# New Larson storm door leaves gap along edge



## TheNCDoc

I just had a new Larson door installed by a "handyman" who tried for a long time to get it installed properly. He followed the instructions and when he left, the door does close and latch. The door has a closer on the bottom and seems to be adjusted correctly. 

The problem, after the door closes and the latch catches, there is a gap along the latch edge that gets wider from the bottom of the door to the top. I can see where the installer put shims under the top side of the metal frame to try to get it out further. At the top of the door there is a half inch gap between the frame and the latch edge of the door even with the shims. Are there other adjustments that I can make to get the door more square against the weather stripping? I am fairly handy with tools so not afraid to try anything. 

More info. I can push the top of the door and make it come flush against the frame as if the door is warped (doubt it). I am assuming that the opening is not square or plumb causing the door to not press firmly against the weather stripping. 

Side question, Can I install a second closer to the top of the door to make it close tighter if all else fails since I have an extra closer?


----------



## Windows on Wash

The are pretty adjustable for the most part because most entry doors are way out of plumb. 

Post up a picture if you can and you should get some good advice on where to tweak it.


----------



## scottktmrider

First off if the installer has to read the instructions your in trouble from the start. it don't matter if the opening is plumb cause you will plumb the door.. it sounds like the door isn't plumb put a level on the head and on the hinge side. and with the door not closing all the way on top, the door isn't warped the frame is twisted put your level on the jamb and check it for plumb in and out both sides,
I would bring the guy back and give him another chance. but it sounds like he just threw it in and walked away. 
That's the problem with getting a" handyman" .I've been a carpenter for 25 yrs and when I give a customers a quote they sometimes flip out, but when I walk away from a job its done right


----------



## kwikfishron

This is one that could turn into two pages of worthless speculation.
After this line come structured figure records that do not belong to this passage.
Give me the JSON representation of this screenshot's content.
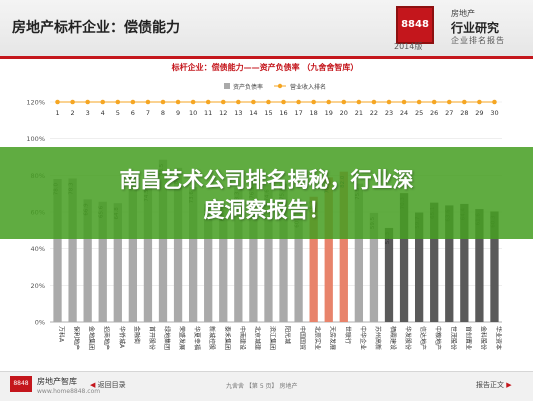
{
  "header": {
    "title": "房地产标杆企业：偿债能力",
    "logo_text": "8848",
    "logo_year": "2014版",
    "brand_top": "房地产",
    "brand_main": "行业研究",
    "brand_sub": "企业排名报告"
  },
  "banner": {
    "line1": "南昌艺术公司排名揭秘，行业深",
    "line2": "度洞察报告！"
  },
  "chart_data": {
    "type": "bar",
    "title": "标杆企业：偿债能力——资产负债率    （九舍舍智库）",
    "legend": [
      "资产负债率",
      "营业收入排名"
    ],
    "legend_position": "top-center",
    "y_ticks": [
      "0%",
      "20%",
      "40%",
      "60%",
      "80%",
      "100%",
      "120%"
    ],
    "ylim": [
      0,
      120
    ],
    "ranks": [
      1,
      2,
      3,
      4,
      5,
      6,
      7,
      8,
      9,
      10,
      11,
      12,
      13,
      14,
      15,
      16,
      17,
      18,
      19,
      20,
      21,
      22,
      23,
      24,
      25,
      26,
      27,
      28,
      29,
      30
    ],
    "rank_line_value": 120,
    "categories": [
      "万科A",
      "保利地产",
      "金地集团",
      "招商地产",
      "华侨城A",
      "金融街",
      "首开股份",
      "绿地集团",
      "荣盛发展",
      "华夏幸福",
      "新城控股",
      "泰禾集团",
      "中南建设",
      "北京城建",
      "滨江集团",
      "阳光城",
      "中国国贸",
      "北辰实业",
      "天房发展",
      "世联行",
      "中华企业",
      "苏州高新",
      "栖霞建设",
      "华发股份",
      "信达地产",
      "中粮地产",
      "世茂股份",
      "首创置业",
      "金科股份",
      "华业资本"
    ],
    "values": [
      78.0,
      78.3,
      66.9,
      65.6,
      64.8,
      81.6,
      74.5,
      88.5,
      84.1,
      73.6,
      64.5,
      63.8,
      73.3,
      76.1,
      74.6,
      75.4,
      60.3,
      68.3,
      78.9,
      82.0,
      75.5,
      59.5,
      51.3,
      70.3,
      59.7,
      65.1,
      63.6,
      64.4,
      61.6,
      60.3
    ],
    "value_labels": [
      "78.0",
      "78.3",
      "66.9",
      "65.6",
      "64.8",
      "81.6",
      "74.5",
      "88.5",
      "84.1",
      "73.6",
      "64.5",
      "63.8",
      "73.3",
      "76.1",
      "74.6",
      "75.4",
      "60.3",
      "68.3",
      "78.9",
      "82.0",
      "75.5",
      "59.5",
      "51.3",
      "70.3",
      "59.7",
      "65.1",
      "63.6",
      "64.4",
      "61.6",
      "60.3"
    ],
    "colors": {
      "bar": "#aaaaaa",
      "bar_highlight": "#e8836b",
      "bar_dark": "#5a5a5a",
      "line": "#f5a623",
      "rank_label": "#333333"
    },
    "highlight_indices": [
      17,
      18,
      19
    ],
    "dark_indices": [
      22,
      23,
      24,
      25,
      26,
      27,
      28,
      29
    ]
  },
  "footer": {
    "logo_text": "8848",
    "brand": "房地产智库",
    "url": "www.home8848.com",
    "left_button": "返回目录",
    "mid_text": "九舍舍    【第 5 页】    房地产",
    "right_button": "报告正文"
  }
}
As Windows mentioned, post a picture.

BTW, welcome to the forums Doc.


----------



## TheNCDoc

*Here's some pictures to show door*

These are some pictures of the door as it is now. The picture showing the top shows the shims he installed, about an eight of an inch worth. 
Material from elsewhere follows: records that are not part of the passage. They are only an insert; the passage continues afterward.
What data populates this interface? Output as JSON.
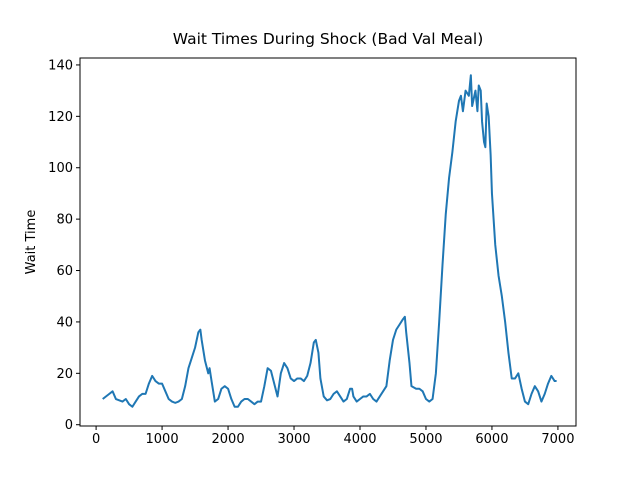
{
  "chart_data": {
    "type": "line",
    "title": "Wait Times During Shock (Bad Val Meal)",
    "y_label": "Wait Time",
    "x": [
      100,
      200,
      250,
      300,
      400,
      450,
      500,
      550,
      600,
      650,
      700,
      750,
      800,
      850,
      900,
      950,
      1000,
      1050,
      1100,
      1150,
      1200,
      1250,
      1300,
      1350,
      1400,
      1450,
      1500,
      1550,
      1580,
      1600,
      1650,
      1700,
      1720,
      1750,
      1800,
      1850,
      1900,
      1950,
      2000,
      2050,
      2100,
      2150,
      2200,
      2250,
      2300,
      2350,
      2400,
      2450,
      2500,
      2550,
      2600,
      2650,
      2700,
      2750,
      2800,
      2850,
      2900,
      2950,
      3000,
      3050,
      3100,
      3150,
      3200,
      3250,
      3300,
      3330,
      3370,
      3400,
      3450,
      3500,
      3550,
      3600,
      3650,
      3700,
      3750,
      3800,
      3850,
      3880,
      3900,
      3950,
      4000,
      4050,
      4100,
      4150,
      4200,
      4250,
      4300,
      4350,
      4400,
      4450,
      4500,
      4550,
      4600,
      4650,
      4680,
      4700,
      4750,
      4780,
      4850,
      4900,
      4950,
      5000,
      5050,
      5100,
      5150,
      5200,
      5250,
      5300,
      5350,
      5400,
      5450,
      5500,
      5530,
      5560,
      5600,
      5650,
      5680,
      5700,
      5750,
      5780,
      5800,
      5830,
      5850,
      5880,
      5900,
      5920,
      5950,
      5980,
      6000,
      6050,
      6100,
      6150,
      6200,
      6250,
      6300,
      6350,
      6400,
      6450,
      6500,
      6550,
      6600,
      6650,
      6700,
      6750,
      6800,
      6850,
      6900,
      6950,
      6980
    ],
    "series": [
      {
        "name": "Wait Time",
        "color": "#1f77b4",
        "values": [
          10,
          12,
          13,
          10,
          9,
          10,
          8,
          7,
          9,
          11,
          12,
          12,
          16,
          19,
          17,
          16,
          16,
          13,
          10,
          9,
          8.5,
          9,
          10,
          15,
          22,
          26,
          30,
          36,
          37,
          33,
          25,
          20,
          22,
          17,
          9,
          10,
          14,
          15,
          14,
          10,
          7,
          7,
          9,
          10,
          10,
          9,
          8,
          9,
          9,
          15,
          22,
          21,
          16,
          11,
          20,
          24,
          22,
          18,
          17,
          18,
          18,
          17,
          19,
          24,
          32,
          33,
          28,
          18,
          11,
          9.5,
          10,
          12,
          13,
          11,
          9,
          10,
          14,
          14,
          11,
          9,
          10,
          11,
          11,
          12,
          10,
          9,
          11,
          13,
          15,
          25,
          33,
          37,
          39,
          41,
          42,
          36,
          24,
          15,
          14,
          14,
          13,
          10,
          9,
          10,
          20,
          40,
          62,
          82,
          96,
          106,
          118,
          126,
          128,
          122,
          130,
          128,
          136,
          124,
          130,
          122,
          132,
          130,
          118,
          110,
          108,
          125,
          120,
          105,
          90,
          70,
          58,
          50,
          40,
          28,
          18,
          18,
          20,
          14,
          9,
          8,
          12,
          15,
          13,
          9,
          12,
          16,
          19,
          17,
          17
        ]
      }
    ],
    "xlim": [
      -244,
      7274
    ],
    "ylim": [
      -0.5,
      142.7
    ],
    "xticks": [
      0,
      1000,
      2000,
      3000,
      4000,
      5000,
      6000,
      7000
    ],
    "yticks": [
      0,
      20,
      40,
      60,
      80,
      100,
      120,
      140
    ]
  }
}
Hope this will help with some suggestions.

Doug


----------



## Gymschu

I'm a PAINTER and I've installed a half dozen or so of those exact type of Larson storm doors and they are ALMOST foolproof to install. I'm really curious as to WHY he used shims. It's as if he has pushed the framing outward with the shims in an attempt to square it all up, but, that has to be wrong because I still see a gap along the rest of the side frame. I'm with scottmrider in that I'd ask him to come back and make it right. The installation has obvious flaws which he can surely see.


----------



## TheNCDoc

The space is between the door and the storm door frame not the frame and the casing. 

The installer spent about an hour trying to get it to close all the way. I think he gave up.


----------



## TheNCDoc

In the Larson instructions, I saw that they recommended shims under the latch side frame if the door didn't close all the way. I assume that was what he was trying to do.


----------



## kwikfishron

Is it not closing all of the way even when the main door is open? Many storms have issues closing properly with the closure due to a pocket of air that's created when the main door is closed.
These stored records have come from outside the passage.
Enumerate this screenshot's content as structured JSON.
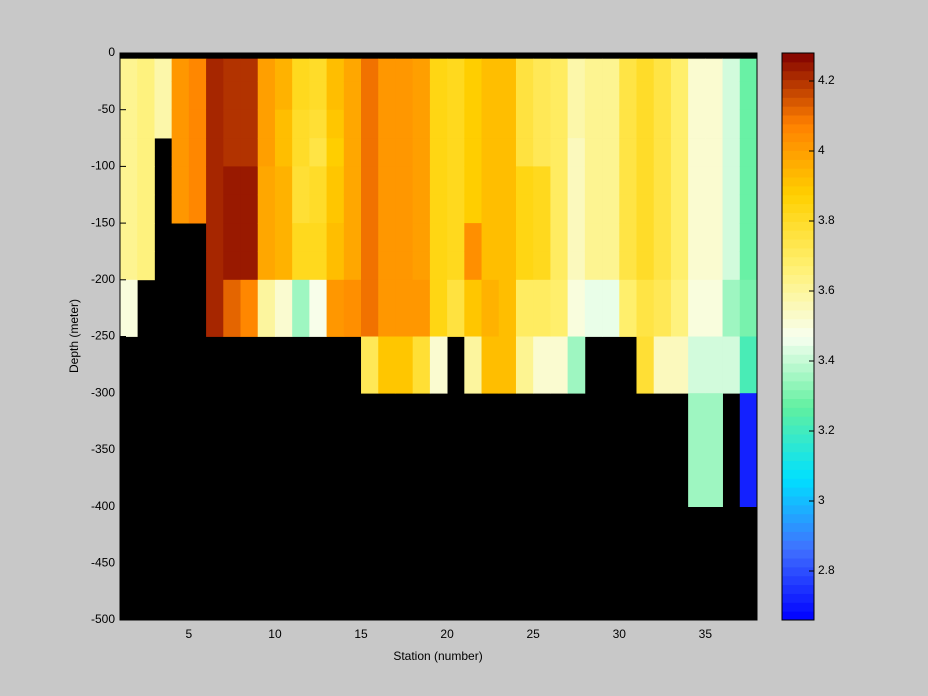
{
  "chart_data": {
    "type": "heatmap",
    "xlabel": "Station (number)",
    "ylabel": "Depth (meter)",
    "xlim": [
      1,
      38
    ],
    "ylim": [
      -500,
      0
    ],
    "xticks": [
      5,
      10,
      15,
      20,
      25,
      30,
      35
    ],
    "yticks": [
      -500,
      -450,
      -400,
      -350,
      -300,
      -250,
      -200,
      -150,
      -100,
      -50,
      0
    ],
    "x": [
      1,
      2,
      3,
      4,
      5,
      6,
      7,
      8,
      9,
      10,
      11,
      12,
      13,
      14,
      15,
      16,
      17,
      18,
      19,
      20,
      21,
      22,
      23,
      24,
      25,
      26,
      27,
      28,
      29,
      30,
      31,
      32,
      33,
      34,
      35,
      36,
      37
    ],
    "y_edges": [
      -5,
      -25,
      -50,
      -75,
      -100,
      -125,
      -150,
      -175,
      -200,
      -250,
      -300,
      -400
    ],
    "background": "#000000",
    "z": [
      [
        3.62,
        3.62,
        3.62,
        3.62,
        3.62,
        3.62,
        3.62,
        3.62,
        3.5,
        null,
        null
      ],
      [
        3.65,
        3.65,
        3.65,
        3.65,
        3.65,
        3.65,
        3.65,
        3.65,
        null,
        null,
        null
      ],
      [
        3.58,
        3.58,
        3.58,
        null,
        null,
        null,
        null,
        null,
        null,
        null,
        null
      ],
      [
        4.02,
        4.02,
        4.02,
        4.02,
        4.02,
        4.02,
        null,
        null,
        null,
        null,
        null
      ],
      [
        4.06,
        4.06,
        4.06,
        4.06,
        4.06,
        4.06,
        null,
        null,
        null,
        null,
        null
      ],
      [
        4.22,
        4.22,
        4.22,
        4.22,
        4.22,
        4.22,
        4.22,
        4.22,
        4.22,
        null,
        null
      ],
      [
        4.2,
        4.2,
        4.2,
        4.2,
        4.24,
        4.24,
        4.24,
        4.24,
        4.12,
        null,
        null
      ],
      [
        4.2,
        4.2,
        4.2,
        4.2,
        4.24,
        4.24,
        4.24,
        4.24,
        4.06,
        null,
        null
      ],
      [
        4.0,
        4.0,
        4.0,
        4.0,
        3.98,
        3.98,
        3.98,
        3.98,
        3.6,
        null,
        null
      ],
      [
        3.95,
        3.95,
        3.92,
        3.92,
        3.95,
        3.95,
        3.95,
        3.95,
        3.52,
        null,
        null
      ],
      [
        3.82,
        3.82,
        3.8,
        3.8,
        3.78,
        3.78,
        3.82,
        3.82,
        3.35,
        null,
        null
      ],
      [
        3.8,
        3.8,
        3.78,
        3.75,
        3.8,
        3.8,
        3.82,
        3.82,
        3.48,
        null,
        null
      ],
      [
        3.92,
        3.92,
        3.9,
        3.88,
        3.9,
        3.9,
        3.92,
        3.92,
        4.02,
        null,
        null
      ],
      [
        3.98,
        3.98,
        3.98,
        3.98,
        3.98,
        3.98,
        3.98,
        3.98,
        4.04,
        null,
        null
      ],
      [
        4.1,
        4.1,
        4.1,
        4.1,
        4.1,
        4.1,
        4.1,
        4.1,
        4.1,
        3.72,
        null
      ],
      [
        4.02,
        4.02,
        4.02,
        4.02,
        4.02,
        4.02,
        4.02,
        4.02,
        4.02,
        3.9,
        null
      ],
      [
        4.02,
        4.02,
        4.02,
        4.02,
        4.02,
        4.02,
        4.02,
        4.02,
        4.02,
        3.9,
        null
      ],
      [
        4.0,
        4.0,
        4.0,
        4.0,
        4.0,
        4.0,
        4.0,
        4.0,
        4.02,
        3.78,
        null
      ],
      [
        3.84,
        3.84,
        3.84,
        3.84,
        3.84,
        3.84,
        3.84,
        3.84,
        3.84,
        3.52,
        null
      ],
      [
        3.82,
        3.82,
        3.82,
        3.82,
        3.82,
        3.82,
        3.82,
        3.82,
        3.76,
        null,
        null
      ],
      [
        3.88,
        3.88,
        3.88,
        3.88,
        3.88,
        3.88,
        4.04,
        4.04,
        3.9,
        3.6,
        null
      ],
      [
        3.92,
        3.92,
        3.92,
        3.92,
        3.92,
        3.92,
        3.92,
        3.92,
        3.95,
        3.92,
        null
      ],
      [
        3.92,
        3.92,
        3.92,
        3.92,
        3.92,
        3.92,
        3.92,
        3.92,
        3.92,
        3.92,
        null
      ],
      [
        3.76,
        3.76,
        3.76,
        3.76,
        3.84,
        3.84,
        3.84,
        3.84,
        3.7,
        3.62,
        null
      ],
      [
        3.72,
        3.72,
        3.72,
        3.72,
        3.82,
        3.82,
        3.82,
        3.82,
        3.7,
        3.52,
        null
      ],
      [
        3.7,
        3.7,
        3.7,
        3.7,
        3.7,
        3.7,
        3.7,
        3.7,
        3.68,
        3.52,
        null
      ],
      [
        3.58,
        3.58,
        3.58,
        3.55,
        3.55,
        3.55,
        3.55,
        3.55,
        3.5,
        3.35,
        null
      ],
      [
        3.62,
        3.62,
        3.62,
        3.62,
        3.62,
        3.62,
        3.62,
        3.62,
        3.45,
        null,
        null
      ],
      [
        3.62,
        3.62,
        3.62,
        3.62,
        3.62,
        3.62,
        3.62,
        3.62,
        3.45,
        null,
        null
      ],
      [
        3.75,
        3.75,
        3.75,
        3.75,
        3.75,
        3.75,
        3.75,
        3.75,
        3.68,
        null,
        null
      ],
      [
        3.8,
        3.8,
        3.8,
        3.8,
        3.8,
        3.8,
        3.8,
        3.8,
        3.75,
        3.78,
        null
      ],
      [
        3.75,
        3.75,
        3.75,
        3.75,
        3.75,
        3.75,
        3.75,
        3.75,
        3.72,
        3.55,
        null
      ],
      [
        3.68,
        3.68,
        3.68,
        3.68,
        3.68,
        3.68,
        3.68,
        3.68,
        3.65,
        3.55,
        null
      ],
      [
        3.52,
        3.52,
        3.52,
        3.52,
        3.52,
        3.52,
        3.52,
        3.52,
        3.5,
        3.42,
        3.35
      ],
      [
        3.52,
        3.52,
        3.52,
        3.52,
        3.52,
        3.52,
        3.52,
        3.52,
        3.5,
        3.42,
        3.35
      ],
      [
        3.42,
        3.42,
        3.42,
        3.42,
        3.42,
        3.42,
        3.42,
        3.42,
        3.35,
        3.42,
        null
      ],
      [
        3.28,
        3.28,
        3.28,
        3.28,
        3.28,
        3.28,
        3.28,
        3.28,
        3.3,
        3.22,
        2.72
      ]
    ],
    "colorbar": {
      "clim": [
        2.66,
        4.28
      ],
      "ticks": [
        2.8,
        3,
        3.2,
        3.4,
        3.6,
        3.8,
        4,
        4.2
      ],
      "colors": [
        "#0000ff",
        "#4070ff",
        "#00e0ff",
        "#60f0a0",
        "#f8fff0",
        "#fff070",
        "#ffd000",
        "#ff8000",
        "#800000"
      ]
    }
  }
}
If that's not the case look at the hinge side to see if it's binding.


----------



## ron45

Any way to turn those pictures the right way.?


----------



## kwikfishron

ron45 said:


> Any way to turn those pictures the right way.?


There you go.


----------



## ron45

Maybe a picture from inside.?


----------



## TheNCDoc

*Tomorrow*

I'll get some more pictures from inside tomorrow. 



ron45 said:


> Maybe a picture from inside.?


----------



## TheNCDoc

*Inside Pictures*

Here's some shots from inside. Three of the latch side and three of the hinge side. Would appreciate suggestions to straighten door.


----------



## ron45

Look and see if the door is hitting the frame, at the top latch side.?

Also, loosen the frame except for the hing side and see if the door shuts.?

Did you add some kind of weather stripping, is that the problem, check to see if it's keeping the door from closing either by binding the hinge side or rubbing the frame.?
Check the bottom of the door is it binding, if your not sure pull up on it a little and see if it makes a good difference.

You may have to take the door off and start again. Storm doors usually have adjustable frames and are simple to install. 

I believe these are the instructions for your door, pretty straight forward and just like any other. let us know.......

http://www.larsondoors.com/images/uploads/202220567RF_wcRH.pdf


----------



## TheNCDoc

*I'll try again.*

I hope to get to the door tomorrow and I'll take your advice and probably will almost start over. I'm going to loosen all the screws holding the frame in place and see if I can get some shims in the right places to make the frame plumb. 

The problem with the instructions (which I have a copy of) was that it stated if the problem I have exists, to "shim as necessary to get the frame in plumb". It doesn't have instructions on where to put the shims for a gap at the top or bottom. 

The door is hitting the frame at the bottom of the latch side and can be forced in enough for the latch to catch, but still a gap of about half an inch is left at the top. If not latched there is a gap of 3/4 of an inch. 

There is no binding at the bottom and I don't have any weather stripping other than what was on the new storm door. 




ron45 said:


> Look and see if the door is hitting the frame, at the top latch side.?
> 
> Also, loosen the frame except for the hing side and see if the door shuts.?
> 
> Did you add some kind of weather stripping, is that the problem, check to see if it's keeping the door from closing either by binding the hinge side or rubbing the frame.?
> Check the bottom of the door is it binding, if your not sure pull up on it a little and see if it makes a good difference.
> 
> You may have to take the door off and start again. Storm doors usually have adjustable frames and are simple to install.
> 
> I believe these are the instructions for your door, pretty straight forward and just like any other. let us know.......
> 
> http://www.larsondoors.com/images/uploads/202220567RF_wcRH.pdf


----------



## TheNCDoc

*Advice from Larson*

I called Larson about possible adjustments they may recommend after trying the things advised here. Their solution surprised me: re-frame the door and make it plumb and square then put on storm door. No way!

I finally just took the storm door off and started again, but still had to put long strips as shims on both sides, bottom on hinge side and top on the latch side. Both shims went from 3/8 inch down to zero at the middle of the storm door. Caulked to cover the shim strips and painted to match the door frame. The door was not as forgiving as I had hoped. BTW, the wooden door inside doesn't have the out of square problem. 

Thanks for all having a go at giving some advice. All's well now.

Doug


----------